Blood donors urgently wanted

Acute haemorrhaging is the first cause of “avoidable” death in war or civilian trauma. A functional failure of the blood-clotting mechanism, called “coagulopathy” sets in very quickly in 30% of severe bleeding cases and causes persisting blood loss with a mortality rate estimated at about 40%. The treatment of haemorrhagic shock involves immediate transfusion of plasma, red blood cells and platelets.

S19301However, today there is an urgent need for whole blood of blood group O, plasma and platelets for wounded and injured military personnel and patients being treated in military hospitals.

  • donors of whole blood group O. It takes 15 minutes to give blood with no prior appointment necessary.
  • donors of blood groups AB and A in particular to give plasma
  • donors of platelets of all blood groups, but particularly type A. The time needed for collecting varies between 45 to 90 minutes and an appointment is imperative.

If you are unavailable in the next few days, you can always go to either one of the two CTSA armed forces blood transfusion centres (Centre de transfusion sanguine des armées), particularly in the summer when there are fewer donors, in the knowledge that the CTSA has a daily need of 110 donors of whole blood, seven donors of plasma and four donors of platelets. 

CTSA Clamart, 1 rue du lieutenant Raoul Batany, 92140 Clamart, tel.: 01 41 46 72 24 open Monday-Friday 08:30 to 16:30.

CTSA Toulon, Boulevard Sainte-Anne, 83000 Toulon, tel.: 04 83 16 22 61 open Monday-Friday 08:30 to 16:30.


woman can give blood no more than 3 times a year.

man, 5 times a year at most.

In addition you must be :

– Aged between 18 to 70

– Weigh at least 50 kg

– Not be taking any medication (antibiotics…)

– Not have had an infection or fever of more than 38 °C in the previous two weeks.

– Not have been in recent contact with anyone suffering from a contagious disease (the lapse of time varies according to the incubation period)

– Not have malaria (up to three years after the last outbreak)

– Not consume drugs, notably by injection

– For a man, not have had sex with another man

You must wait: 

– From 7 days to 4 months if you have had a surgical operation

– 4 months if you have had unprotected sex with a new partner 

– 4 months if you have travelled in a tropical country or in countries where malaria is prevalent (meanwhile, you can give plasma)

– 4 weeks after you have been vaccinated (BCG, yellow fever, rubella, measles, mumps)

– 1 day after you have had a tooth cavity fixed (due to the risk of bacteria passing into the bloodstream)

– 7 days after your teeth have been descaled

– 4 months after a piercing, tattoo or ear-piercing

– 4 months after acupuncture or mesotherapy sessions where these have not been done with personal or single-use needles

(Source : Etablissement français du sang)


A little history

During World War II, Dr General Jean Julliard, in charge of supplying blood to the French units in Italy, used US-produced freeze-dried plasma.

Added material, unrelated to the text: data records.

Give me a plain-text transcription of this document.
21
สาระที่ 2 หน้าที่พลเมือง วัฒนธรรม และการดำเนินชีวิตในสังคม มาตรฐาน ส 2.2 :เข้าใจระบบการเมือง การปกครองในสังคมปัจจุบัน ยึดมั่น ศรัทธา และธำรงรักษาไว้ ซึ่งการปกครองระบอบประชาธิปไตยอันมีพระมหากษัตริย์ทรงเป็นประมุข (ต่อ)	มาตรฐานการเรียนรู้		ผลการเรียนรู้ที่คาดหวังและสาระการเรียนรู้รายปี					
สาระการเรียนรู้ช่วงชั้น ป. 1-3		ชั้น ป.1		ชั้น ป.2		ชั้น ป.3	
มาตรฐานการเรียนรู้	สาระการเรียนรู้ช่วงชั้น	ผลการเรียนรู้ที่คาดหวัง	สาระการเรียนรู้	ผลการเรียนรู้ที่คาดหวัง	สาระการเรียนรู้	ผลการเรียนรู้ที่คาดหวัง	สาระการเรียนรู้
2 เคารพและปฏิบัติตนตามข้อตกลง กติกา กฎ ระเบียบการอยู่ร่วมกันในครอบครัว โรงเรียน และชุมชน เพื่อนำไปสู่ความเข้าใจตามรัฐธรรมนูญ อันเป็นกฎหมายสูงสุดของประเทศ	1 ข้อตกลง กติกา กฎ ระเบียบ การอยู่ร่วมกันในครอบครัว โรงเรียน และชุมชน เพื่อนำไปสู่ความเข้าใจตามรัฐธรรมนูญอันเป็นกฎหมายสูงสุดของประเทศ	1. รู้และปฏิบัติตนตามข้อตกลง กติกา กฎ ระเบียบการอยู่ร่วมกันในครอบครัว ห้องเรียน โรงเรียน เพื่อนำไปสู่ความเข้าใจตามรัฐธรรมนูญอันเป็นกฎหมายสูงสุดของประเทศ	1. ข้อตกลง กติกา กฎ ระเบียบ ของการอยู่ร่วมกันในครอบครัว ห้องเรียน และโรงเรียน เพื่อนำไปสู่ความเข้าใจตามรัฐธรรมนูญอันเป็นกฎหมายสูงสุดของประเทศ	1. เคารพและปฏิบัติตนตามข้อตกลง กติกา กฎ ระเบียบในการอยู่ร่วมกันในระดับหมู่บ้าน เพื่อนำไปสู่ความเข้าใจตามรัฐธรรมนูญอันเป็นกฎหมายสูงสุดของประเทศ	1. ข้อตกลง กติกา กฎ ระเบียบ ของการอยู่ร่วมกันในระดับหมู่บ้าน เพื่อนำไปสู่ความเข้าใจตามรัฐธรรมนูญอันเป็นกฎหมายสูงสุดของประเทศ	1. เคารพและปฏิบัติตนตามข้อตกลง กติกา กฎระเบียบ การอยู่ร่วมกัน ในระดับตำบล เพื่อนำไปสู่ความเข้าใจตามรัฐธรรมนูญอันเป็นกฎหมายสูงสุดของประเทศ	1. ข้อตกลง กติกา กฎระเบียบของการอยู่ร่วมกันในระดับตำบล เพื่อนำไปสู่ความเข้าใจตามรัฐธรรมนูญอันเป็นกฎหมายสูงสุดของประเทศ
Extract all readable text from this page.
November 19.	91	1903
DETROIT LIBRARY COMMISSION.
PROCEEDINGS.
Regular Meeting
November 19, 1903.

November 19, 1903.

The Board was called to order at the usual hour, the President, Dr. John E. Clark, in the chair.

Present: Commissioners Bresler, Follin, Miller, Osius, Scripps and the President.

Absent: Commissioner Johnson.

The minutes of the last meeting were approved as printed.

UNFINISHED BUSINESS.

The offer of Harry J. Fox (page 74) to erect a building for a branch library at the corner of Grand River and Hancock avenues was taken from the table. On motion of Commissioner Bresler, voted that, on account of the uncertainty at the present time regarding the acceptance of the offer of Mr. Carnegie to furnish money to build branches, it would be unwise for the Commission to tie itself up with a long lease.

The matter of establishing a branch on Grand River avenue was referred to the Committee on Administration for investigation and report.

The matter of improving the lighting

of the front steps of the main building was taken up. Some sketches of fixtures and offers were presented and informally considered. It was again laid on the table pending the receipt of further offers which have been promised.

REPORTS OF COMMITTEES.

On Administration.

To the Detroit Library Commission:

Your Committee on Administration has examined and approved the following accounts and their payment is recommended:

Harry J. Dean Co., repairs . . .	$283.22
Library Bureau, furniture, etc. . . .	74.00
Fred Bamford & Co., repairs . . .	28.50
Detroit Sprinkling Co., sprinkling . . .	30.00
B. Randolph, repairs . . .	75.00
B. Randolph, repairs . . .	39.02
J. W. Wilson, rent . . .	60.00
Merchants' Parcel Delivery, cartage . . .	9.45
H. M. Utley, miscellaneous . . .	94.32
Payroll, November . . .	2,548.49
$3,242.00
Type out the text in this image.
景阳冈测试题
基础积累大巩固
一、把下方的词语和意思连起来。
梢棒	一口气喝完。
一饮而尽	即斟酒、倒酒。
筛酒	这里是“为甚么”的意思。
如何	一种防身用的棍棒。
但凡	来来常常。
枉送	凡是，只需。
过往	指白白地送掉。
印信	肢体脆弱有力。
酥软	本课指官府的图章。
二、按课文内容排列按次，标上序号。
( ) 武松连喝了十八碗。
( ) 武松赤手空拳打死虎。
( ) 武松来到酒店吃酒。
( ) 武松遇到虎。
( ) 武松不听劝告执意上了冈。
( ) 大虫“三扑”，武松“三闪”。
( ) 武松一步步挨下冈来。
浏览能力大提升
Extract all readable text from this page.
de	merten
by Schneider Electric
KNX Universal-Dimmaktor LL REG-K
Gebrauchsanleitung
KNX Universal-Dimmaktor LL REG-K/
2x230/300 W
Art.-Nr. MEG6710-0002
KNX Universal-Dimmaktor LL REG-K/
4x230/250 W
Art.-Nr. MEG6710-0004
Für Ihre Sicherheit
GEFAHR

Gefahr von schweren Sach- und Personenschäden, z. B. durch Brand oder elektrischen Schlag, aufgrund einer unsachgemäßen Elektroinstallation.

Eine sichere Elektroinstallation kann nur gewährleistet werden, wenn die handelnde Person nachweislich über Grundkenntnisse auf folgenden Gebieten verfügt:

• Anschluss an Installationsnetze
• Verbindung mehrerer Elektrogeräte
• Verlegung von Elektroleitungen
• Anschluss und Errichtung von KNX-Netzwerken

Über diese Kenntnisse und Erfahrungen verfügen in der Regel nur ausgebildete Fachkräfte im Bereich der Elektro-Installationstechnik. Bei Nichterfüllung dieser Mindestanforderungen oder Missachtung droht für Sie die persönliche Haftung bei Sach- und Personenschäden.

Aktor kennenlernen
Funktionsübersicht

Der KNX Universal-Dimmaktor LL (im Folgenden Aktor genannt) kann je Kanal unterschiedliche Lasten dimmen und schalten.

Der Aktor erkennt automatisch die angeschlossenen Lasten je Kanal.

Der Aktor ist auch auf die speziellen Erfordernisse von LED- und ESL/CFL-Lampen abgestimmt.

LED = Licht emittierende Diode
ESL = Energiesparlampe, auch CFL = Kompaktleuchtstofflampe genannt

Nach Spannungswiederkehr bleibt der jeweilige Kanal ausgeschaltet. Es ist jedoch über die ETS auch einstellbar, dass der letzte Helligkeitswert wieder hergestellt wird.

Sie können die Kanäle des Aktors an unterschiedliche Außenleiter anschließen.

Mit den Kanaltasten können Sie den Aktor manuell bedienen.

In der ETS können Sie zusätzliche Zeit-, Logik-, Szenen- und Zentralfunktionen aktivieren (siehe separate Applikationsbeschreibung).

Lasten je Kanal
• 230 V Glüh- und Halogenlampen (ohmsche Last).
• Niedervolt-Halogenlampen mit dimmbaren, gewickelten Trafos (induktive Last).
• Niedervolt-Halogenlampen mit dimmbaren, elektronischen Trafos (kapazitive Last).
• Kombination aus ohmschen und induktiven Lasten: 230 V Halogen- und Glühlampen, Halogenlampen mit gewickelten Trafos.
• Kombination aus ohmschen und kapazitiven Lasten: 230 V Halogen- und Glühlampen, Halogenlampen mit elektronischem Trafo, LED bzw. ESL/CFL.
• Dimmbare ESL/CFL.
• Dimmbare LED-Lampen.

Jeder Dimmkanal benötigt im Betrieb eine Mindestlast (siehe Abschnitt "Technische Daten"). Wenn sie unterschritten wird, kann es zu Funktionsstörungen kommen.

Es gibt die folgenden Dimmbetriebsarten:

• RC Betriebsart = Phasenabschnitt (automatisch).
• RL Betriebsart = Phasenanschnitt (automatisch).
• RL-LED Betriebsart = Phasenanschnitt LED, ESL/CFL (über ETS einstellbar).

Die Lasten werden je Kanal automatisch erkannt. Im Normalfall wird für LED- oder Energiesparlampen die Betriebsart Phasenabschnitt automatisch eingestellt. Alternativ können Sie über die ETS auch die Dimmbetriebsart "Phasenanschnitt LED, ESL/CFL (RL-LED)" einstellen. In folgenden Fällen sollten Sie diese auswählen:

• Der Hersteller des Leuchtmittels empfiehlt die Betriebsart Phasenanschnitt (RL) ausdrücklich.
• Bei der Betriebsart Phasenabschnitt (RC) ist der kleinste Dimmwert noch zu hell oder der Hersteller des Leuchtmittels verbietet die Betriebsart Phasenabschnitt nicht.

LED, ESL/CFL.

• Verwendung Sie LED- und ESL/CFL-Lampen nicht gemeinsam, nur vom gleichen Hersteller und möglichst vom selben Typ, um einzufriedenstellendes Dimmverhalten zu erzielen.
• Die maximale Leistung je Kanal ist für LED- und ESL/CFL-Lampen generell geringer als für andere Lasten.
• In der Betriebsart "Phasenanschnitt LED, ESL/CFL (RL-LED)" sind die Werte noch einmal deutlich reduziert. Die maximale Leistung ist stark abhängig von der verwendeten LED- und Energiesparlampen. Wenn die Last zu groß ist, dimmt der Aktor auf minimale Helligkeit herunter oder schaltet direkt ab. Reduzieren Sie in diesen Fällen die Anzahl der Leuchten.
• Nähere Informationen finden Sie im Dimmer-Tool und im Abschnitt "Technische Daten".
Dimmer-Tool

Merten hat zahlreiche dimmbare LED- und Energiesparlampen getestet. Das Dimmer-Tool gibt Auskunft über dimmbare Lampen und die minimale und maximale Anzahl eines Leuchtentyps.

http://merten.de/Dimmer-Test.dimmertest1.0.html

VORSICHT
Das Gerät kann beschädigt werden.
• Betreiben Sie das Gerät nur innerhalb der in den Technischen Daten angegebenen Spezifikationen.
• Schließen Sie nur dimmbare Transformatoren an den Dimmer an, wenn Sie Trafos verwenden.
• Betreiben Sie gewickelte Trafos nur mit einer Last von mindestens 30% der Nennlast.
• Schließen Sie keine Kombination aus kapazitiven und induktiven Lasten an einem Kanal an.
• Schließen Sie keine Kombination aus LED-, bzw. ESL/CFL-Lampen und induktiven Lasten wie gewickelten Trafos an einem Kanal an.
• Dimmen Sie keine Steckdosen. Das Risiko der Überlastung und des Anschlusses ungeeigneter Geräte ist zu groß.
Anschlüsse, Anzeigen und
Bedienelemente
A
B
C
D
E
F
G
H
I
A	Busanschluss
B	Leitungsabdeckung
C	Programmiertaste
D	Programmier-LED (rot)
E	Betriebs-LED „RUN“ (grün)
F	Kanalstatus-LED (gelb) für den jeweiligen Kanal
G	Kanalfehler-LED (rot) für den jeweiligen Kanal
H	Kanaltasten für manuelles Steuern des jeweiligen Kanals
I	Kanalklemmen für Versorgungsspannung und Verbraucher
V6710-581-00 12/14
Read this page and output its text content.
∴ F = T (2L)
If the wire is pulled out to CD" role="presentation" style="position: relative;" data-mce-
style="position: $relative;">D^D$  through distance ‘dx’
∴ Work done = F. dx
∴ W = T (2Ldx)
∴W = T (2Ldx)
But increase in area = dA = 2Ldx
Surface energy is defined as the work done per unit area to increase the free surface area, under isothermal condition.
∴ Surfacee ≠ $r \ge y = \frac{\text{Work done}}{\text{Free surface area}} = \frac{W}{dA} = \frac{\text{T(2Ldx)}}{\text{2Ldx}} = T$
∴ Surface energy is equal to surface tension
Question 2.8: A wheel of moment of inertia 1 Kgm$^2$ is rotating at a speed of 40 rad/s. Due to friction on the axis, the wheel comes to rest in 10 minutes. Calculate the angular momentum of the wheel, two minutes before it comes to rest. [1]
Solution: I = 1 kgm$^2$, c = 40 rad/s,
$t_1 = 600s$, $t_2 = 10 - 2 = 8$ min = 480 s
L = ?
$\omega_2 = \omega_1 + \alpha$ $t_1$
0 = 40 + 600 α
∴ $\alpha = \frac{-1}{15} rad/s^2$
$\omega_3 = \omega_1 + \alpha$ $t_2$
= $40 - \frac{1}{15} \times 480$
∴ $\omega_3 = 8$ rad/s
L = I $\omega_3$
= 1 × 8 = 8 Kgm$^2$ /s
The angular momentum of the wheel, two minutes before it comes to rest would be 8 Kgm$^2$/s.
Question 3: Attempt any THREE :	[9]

At the end of the war he decided to produce this type of plasma with Dr François Hénaff, a veterinarian specialised in cold treatments. Freeze-dried plasma is plasma that has been frozen, then reheated in a vacuum to obtain cryoprecipitate : ice that goes from a solid state to a vaporous one without going through a liquid stage.


Gendarmes having their blood collected by a CTSA nurse in September 2009 (Photo credit: Xavier Pellizzari, ECPAD)

From 1950 to 1987, the CTSA was the leading European centre for production of freeze-dried plasma. In 2010 it launched “PLYO”, freeze-dried plasma secured by Amotosalen which inactivates most of the pathogens (viruses, bacteria and parasites). In order to obtain this PLYO, the plasma of 10 different donors of blood groups types A, B and AB are mixed and then aseptically allocated into single tubes. It comes in the shape of a powder that becomes reconstituted in less than 6 minutes with the water supplied in the kit. It can be used even when the receiver’s blood group is unknown as an immediate treatment to respond to coagulation problems in a seriously haemorrhaging patient.